Under the agreement, the district will:
Provide all ELL students, including students with disabilities, with appropriate English as a Second Language (ESL) and sheltered content instruction taught by teachers who are properly qualified and trained;
Develop a kindergarten through-12th grade ESL curriculum and conduct a comprehensive inventory of the instructional materials to ensure that each school has appropriate resources available;
Provide ELL students and LEP parents with meaningful access to important information, including discipline and special education materials and procedures;
Monitor the academic progress of current and former ELL students, and implement protocols to collect and evaluate the data concerning the effectiveness of ELL programs;
Work with the Department of Justice Community Relations Service to improve parental outreach and community engagement by establishing a community advisory panel and implementing training on cultural competency;
With the assistance of a qualified consultant, draft a comprehensive recruitment and hiring policy and implement best practices for recruiting, hiring, and retaining a qualified and diverse faculty and staff; and
Institute internal complaint processes, and designate and train employees to investigate and resolve allegations of employment discrimination and/or retaliation.
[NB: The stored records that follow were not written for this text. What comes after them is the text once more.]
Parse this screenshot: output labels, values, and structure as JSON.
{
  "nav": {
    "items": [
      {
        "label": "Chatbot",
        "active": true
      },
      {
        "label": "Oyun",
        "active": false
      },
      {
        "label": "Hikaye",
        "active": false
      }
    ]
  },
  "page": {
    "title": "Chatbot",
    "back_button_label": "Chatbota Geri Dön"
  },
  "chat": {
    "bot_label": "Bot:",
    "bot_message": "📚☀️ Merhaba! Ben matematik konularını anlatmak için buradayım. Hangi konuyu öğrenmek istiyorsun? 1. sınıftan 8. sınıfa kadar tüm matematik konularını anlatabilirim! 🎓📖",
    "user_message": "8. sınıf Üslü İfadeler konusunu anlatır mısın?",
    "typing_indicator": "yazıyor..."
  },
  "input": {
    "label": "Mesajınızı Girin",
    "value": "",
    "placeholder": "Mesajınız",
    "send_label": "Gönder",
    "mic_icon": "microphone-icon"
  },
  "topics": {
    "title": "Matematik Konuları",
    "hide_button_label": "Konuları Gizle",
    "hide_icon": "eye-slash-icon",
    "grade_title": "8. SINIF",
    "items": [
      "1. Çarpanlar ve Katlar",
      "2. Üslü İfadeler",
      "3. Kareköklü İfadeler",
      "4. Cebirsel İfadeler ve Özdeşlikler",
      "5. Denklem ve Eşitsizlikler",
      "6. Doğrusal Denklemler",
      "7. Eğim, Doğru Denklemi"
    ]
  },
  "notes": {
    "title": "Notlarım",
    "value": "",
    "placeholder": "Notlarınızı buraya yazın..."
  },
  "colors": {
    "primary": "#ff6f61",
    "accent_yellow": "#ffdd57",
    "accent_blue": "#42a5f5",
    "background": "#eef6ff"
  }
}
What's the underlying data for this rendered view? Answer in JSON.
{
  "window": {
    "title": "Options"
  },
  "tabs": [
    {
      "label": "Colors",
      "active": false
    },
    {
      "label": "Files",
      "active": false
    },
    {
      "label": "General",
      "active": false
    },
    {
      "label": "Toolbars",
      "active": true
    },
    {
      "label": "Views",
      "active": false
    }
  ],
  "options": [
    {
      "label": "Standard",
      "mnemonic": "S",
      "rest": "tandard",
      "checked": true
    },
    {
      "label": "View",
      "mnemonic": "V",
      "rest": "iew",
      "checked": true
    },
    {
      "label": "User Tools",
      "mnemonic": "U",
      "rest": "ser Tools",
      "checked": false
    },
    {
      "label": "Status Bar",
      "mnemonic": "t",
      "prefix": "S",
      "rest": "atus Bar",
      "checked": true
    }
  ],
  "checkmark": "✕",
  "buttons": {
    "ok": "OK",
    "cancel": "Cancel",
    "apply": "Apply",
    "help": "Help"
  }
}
“All students, regardless of their proficiency in English, deserve the opportunity to succeed and thrive in school,” said Acting Assistant Attorney General Molly Moran for the Civil Rights Division.
“This robust and multifaceted agreement will eliminate barriers that obstruct the path to success for English language learners in the Crestwood schools.”
“Schools have an obligation to provide equal educational opportunities for students from diverse cultural backgrounds,” said U.S. Attorney Barbara L. McQuade of the Eastern District of Michigan.
“We will continue to work cooperatively with the school district to monitor its compliance with the agreement.”